Jul 30, 2007
A Tree Grows At Stanford
We all know Stanford University is the pinnacle of knowledge west of the Atlantic Ocean. But while we might expect binary trees, expression trees and one particularly silly mascot, did you know the University's founder also planned a great arboretum that would be a veritable "zoo for trees," taking advantage of the region's moderate climate to grow rare and notable species from every corner of the globe?
Unfortunately, what remains in the original arboretum space planned by Frederick Law Olmsted are mostly eucalyptus and oak species as well as the palms on eponymous Palm Drive and elsewhere. The oaks are native, explicitly protected by Senator Stanford; the eucalypts were planted as fast-growing "nurse trees" to offer shade to tender exotic transplants while they established, then be removed.

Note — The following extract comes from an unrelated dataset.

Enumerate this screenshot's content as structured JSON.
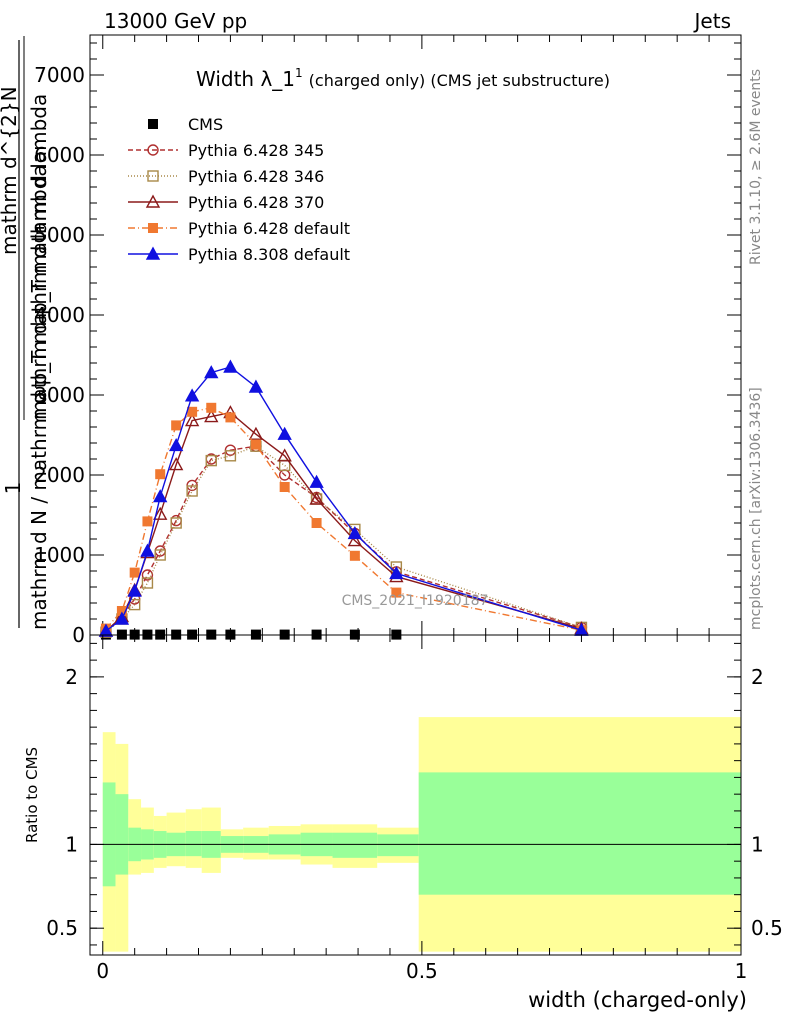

As the Stanford News Service reports, in the financial crisis following the Senator's untimely death "the arboretum was neglected. Most specimen trees failed, while the heartier eucalypts flourished." When backers revived plans for the arboretum, they "upheld Stanford's vision for maintaining wooded open space, but departed from his notion of trees from around the world in favor of species native to California."
Nevertheless, today Stanford hosts a remarkable diversity of not only trees but also shrubs, vines, grasses and native plants, catalogued and annotated online in a tremendous resource. Horticultural notes, leaf silhouettes, tree walk maps, and more await you. Whether or not you've seen it on campus, this is a quick and gorgeous go-to guide for identifying, or selecting, that perfect specimen.